From: Kai Grossjohann
Subject: Re: Setting gdb to use eshell buffer
Date: Wed, 17 Dec 2003 20:17:25 +0000
User-agent: Gnus/5.1003 (Gnus v5.10.3) Emacs/21.2 (gnu/linux)

ncohen@ucsd.edu writes:

> Hi I'm using tramp to successfully transparently edit remote files
> however I also want to compile and debug them from inside emacs.
> How do I do this?

With difficulty :-/

Tramp comes with a file tramp-util.el which contains a function that
allows you to do remote compiles.  It is, however, a fake, because it
doesn't show any output until the remote compile is finished.  (M-x
compile RET shows you output as it is arriving.)  And what's more,
Emacs is frozen while it is waiting for the compile to finish.

I'm thinking about extending Tramp to allow background processes.  I
think that Tramp needs to open multiple connections to the remote host
to do that.  (If somebody has other ideas, please speak up.)  And if
you open multiple connections to a host, then password caching becomes
interesting.  And password caching is potentially very dangerous.
Also, it would make sense to reuse connections, instead of opening a
new connection whenever you issue a new compile command.

> I'm wondering if there is a way to 'point' the emacs gdb process to
> a shell that is currently running as a process 'inside'(?) emacs.
> Then I could use eshell to connect to a remote machine, and then
> issue either a gdb command in eshell and somehow have emacs-gdb take
> control of the buffer, or issue a gdb command in emacs and have it
> issue the command to the eshell (so the remote gdb will start).

I think it should be possible to have GUD take control of an already
existing buffer that's running GDB.  But I don't know how to do that.
Maybe GUD is not designed for this, so it could be difficult.

But using eshell to "connect" to a remote machine seems a bit
strange.  Either you are using "cd /user@host:/path/to/dir" to do this
connection.  In that case, it's all fake -- no actual process is
involved.  Whenever you type something into eshell, then eshell will
run that command as a shell command.  And Tramp intercepts the
shell-command action for its directories, so it kinda appears as if
eshell was "connected" to the remote machine.  But it isn't, really.
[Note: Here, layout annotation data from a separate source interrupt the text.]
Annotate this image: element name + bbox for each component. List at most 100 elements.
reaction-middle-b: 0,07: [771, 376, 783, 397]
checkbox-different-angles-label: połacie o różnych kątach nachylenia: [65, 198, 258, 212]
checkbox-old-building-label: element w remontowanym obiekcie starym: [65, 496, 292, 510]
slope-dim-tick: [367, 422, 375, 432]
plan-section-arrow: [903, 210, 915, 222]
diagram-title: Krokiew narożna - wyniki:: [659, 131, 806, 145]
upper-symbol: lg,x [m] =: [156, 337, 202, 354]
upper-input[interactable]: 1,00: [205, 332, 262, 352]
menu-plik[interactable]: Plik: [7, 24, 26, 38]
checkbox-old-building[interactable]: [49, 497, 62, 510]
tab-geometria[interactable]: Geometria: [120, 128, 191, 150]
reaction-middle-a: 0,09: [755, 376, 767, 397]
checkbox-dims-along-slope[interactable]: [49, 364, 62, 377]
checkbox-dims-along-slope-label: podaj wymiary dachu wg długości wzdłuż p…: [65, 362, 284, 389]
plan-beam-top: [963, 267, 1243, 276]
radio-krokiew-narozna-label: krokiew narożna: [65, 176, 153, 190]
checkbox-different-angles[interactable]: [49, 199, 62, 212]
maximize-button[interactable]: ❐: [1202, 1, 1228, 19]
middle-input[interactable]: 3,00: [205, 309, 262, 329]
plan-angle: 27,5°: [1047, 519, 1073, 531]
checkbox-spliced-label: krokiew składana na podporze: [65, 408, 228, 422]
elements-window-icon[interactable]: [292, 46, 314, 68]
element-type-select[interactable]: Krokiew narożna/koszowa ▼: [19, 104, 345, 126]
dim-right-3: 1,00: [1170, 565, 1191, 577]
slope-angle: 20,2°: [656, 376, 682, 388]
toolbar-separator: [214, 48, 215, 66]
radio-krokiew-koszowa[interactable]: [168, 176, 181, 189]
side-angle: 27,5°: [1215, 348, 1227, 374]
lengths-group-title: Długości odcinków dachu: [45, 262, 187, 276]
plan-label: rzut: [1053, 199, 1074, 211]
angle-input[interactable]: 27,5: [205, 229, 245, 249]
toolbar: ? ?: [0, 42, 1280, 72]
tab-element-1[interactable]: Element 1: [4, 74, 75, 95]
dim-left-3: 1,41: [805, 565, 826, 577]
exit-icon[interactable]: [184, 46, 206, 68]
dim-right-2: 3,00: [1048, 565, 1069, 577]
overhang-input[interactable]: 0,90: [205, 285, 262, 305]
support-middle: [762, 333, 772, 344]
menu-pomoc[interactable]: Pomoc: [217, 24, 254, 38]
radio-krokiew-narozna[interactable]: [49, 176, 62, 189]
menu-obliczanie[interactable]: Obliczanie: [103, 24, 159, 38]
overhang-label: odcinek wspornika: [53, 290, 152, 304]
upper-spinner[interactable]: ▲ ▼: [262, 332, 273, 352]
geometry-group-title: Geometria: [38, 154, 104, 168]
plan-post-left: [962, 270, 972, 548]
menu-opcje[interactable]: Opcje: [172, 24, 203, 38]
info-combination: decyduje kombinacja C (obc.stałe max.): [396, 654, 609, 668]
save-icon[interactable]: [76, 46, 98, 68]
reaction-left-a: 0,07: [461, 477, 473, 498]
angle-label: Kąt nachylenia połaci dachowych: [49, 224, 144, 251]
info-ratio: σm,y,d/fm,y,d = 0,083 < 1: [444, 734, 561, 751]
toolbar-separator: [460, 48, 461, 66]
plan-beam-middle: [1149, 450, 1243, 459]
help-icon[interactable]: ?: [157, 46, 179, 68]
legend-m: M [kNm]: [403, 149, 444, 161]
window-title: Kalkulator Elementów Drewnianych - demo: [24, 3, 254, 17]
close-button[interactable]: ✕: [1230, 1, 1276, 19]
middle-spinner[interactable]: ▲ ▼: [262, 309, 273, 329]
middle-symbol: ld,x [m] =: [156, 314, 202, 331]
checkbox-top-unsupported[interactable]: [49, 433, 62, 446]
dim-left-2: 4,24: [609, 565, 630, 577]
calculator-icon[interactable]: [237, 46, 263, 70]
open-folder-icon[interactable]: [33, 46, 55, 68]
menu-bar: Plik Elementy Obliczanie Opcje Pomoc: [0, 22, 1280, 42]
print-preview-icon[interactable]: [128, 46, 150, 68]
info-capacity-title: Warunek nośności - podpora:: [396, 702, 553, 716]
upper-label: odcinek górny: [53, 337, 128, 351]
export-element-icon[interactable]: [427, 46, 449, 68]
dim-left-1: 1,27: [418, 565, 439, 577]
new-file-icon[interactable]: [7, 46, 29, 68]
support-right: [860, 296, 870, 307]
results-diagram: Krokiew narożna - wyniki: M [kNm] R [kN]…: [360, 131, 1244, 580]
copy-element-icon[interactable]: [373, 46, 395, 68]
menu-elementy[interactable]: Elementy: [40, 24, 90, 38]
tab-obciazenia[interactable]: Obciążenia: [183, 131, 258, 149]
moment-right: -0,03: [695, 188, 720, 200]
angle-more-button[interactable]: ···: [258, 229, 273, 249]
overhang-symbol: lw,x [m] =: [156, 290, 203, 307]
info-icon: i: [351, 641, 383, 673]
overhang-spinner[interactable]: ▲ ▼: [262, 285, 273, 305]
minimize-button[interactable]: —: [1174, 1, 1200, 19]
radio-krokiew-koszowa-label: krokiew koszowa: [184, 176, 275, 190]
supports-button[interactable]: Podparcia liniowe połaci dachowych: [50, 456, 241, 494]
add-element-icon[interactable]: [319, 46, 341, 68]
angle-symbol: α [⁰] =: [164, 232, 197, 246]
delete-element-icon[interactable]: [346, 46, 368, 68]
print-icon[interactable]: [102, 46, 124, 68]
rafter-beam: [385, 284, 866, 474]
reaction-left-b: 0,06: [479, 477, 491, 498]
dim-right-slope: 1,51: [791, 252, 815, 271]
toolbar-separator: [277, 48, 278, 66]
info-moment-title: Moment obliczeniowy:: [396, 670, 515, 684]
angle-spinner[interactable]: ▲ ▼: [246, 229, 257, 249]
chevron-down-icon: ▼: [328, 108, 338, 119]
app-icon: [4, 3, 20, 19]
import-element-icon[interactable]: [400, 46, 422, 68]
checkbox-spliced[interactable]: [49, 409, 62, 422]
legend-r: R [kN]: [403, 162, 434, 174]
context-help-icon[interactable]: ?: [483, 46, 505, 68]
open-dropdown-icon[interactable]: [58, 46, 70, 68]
The other possibility is that you are invoking ssh at the eshell
prompt.  That won't do much good, since eshell does not have good
facilities for interacting with subprocesses.  (The facilities aren't
that bad, but eshell wasn't designed for it.)

The third possibility is you're talking about M-x shell RET and not
M-x eshell RET.  In that case, everything is different ;-)  But it
remains difficult to use Tramp for compilation.